Japan's Kishida sends offering to controversial Tokyo shrine

After China and the Koreas reacted with outrage to a visit to Yasukuni by former Prime Minister Shinzo Abe in 2013, Japanese leaders have avoided visiting the shrine while in office

October 17, 2021 12:12 pm | Updated 12:12 pm IST - TOKYO

A "masakaki” ritual ornament, center left, bearing the name of Japanese Prime Minister Fumio Kishida, is placed as a man prays at Yasukuni shrine in Tokyo Sunday, October 17, 2021.

A "masakaki” ritual ornament, center left, bearing the name of Japanese Prime Minister Fumio Kishida, is placed as a man prays at Yasukuni shrine in Tokyo Sunday, October 17, 2021.

Japan’s new Prime Minister Fumio Kishida donated ritual offerings on October 17 to a Tokyo shrine viewed by Chinese and Koreans as a symbol of Japanese wartime aggression, though he did not make a visit in person.

Mr. Kishida donated “masakaki” religious ornaments to mark Yasukuni Shrine's autumn festival. It was the first such observance by Mr. Kishida since he took office on October 4.

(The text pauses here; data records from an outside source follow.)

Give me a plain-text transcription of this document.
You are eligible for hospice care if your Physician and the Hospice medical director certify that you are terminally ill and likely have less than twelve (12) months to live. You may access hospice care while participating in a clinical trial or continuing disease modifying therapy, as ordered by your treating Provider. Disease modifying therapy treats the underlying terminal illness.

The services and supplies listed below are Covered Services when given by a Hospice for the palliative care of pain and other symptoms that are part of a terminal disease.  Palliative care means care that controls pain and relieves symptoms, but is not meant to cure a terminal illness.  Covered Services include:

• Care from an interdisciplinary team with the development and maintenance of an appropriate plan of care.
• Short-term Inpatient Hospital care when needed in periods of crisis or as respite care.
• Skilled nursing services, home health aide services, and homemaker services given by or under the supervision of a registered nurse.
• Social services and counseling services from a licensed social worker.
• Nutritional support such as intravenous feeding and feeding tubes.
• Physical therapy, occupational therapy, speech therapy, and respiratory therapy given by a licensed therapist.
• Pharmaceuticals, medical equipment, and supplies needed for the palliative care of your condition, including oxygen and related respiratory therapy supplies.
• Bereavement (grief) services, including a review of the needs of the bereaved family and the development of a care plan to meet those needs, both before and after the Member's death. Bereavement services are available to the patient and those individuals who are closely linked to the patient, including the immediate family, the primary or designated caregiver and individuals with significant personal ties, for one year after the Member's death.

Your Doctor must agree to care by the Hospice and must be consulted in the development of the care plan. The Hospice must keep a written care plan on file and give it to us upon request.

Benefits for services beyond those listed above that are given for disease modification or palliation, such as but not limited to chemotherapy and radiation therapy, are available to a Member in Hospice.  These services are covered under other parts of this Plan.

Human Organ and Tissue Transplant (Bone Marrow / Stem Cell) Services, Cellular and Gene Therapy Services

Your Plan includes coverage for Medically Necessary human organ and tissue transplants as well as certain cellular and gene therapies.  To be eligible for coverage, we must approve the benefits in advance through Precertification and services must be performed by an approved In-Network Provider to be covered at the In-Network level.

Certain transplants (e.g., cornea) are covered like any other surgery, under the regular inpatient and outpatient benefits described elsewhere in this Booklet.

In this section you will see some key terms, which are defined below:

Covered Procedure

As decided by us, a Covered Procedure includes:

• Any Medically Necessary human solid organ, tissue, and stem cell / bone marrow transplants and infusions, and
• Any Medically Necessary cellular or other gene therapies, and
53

Victims of Japanese aggression during the first half of the 20th century, especially Chinese and Koreans, see the shrine as a symbol of Japan’s militarism because it honours convicted World War II criminals among about 2.5 million war dead.

Such observances are seen by critics as a sign of a lack of remorse over the country's wartime atrocities.

Mr. Kishida was visiting the 2011 tsunami-hit areas in northern Japan over the weekend and stayed away from the shrine.

His predecessor, Yoshihide Suga, also only made offerings during his one-year leadership. He stepped down in September and visited the shrine on October 17, dressed in a formal morning coat.

Mr. Suga told reporters that he visited as a former Prime Minister to “offer my respect to the sacred spirits of those who sacrificed their precious lives for the country and to pray that their souls may rest in peace.”

After China and the Koreas reacted with outrage to a visit to Yasukuni by former Prime Minister Shinzo Abe in 2013, Japanese leaders have avoided visiting the shrine while in office.

Many South Koreans deeply resent Japan for its 1910-45 colonial rule of the Korean Peninsula. Relations between Seoul and Tokyo have soured in recent years amid disputes over compensation for Korean wartime laborers and over the systematic abuses of “comfort women” used for sex by the Japanese military before its World War II defeat in 1945.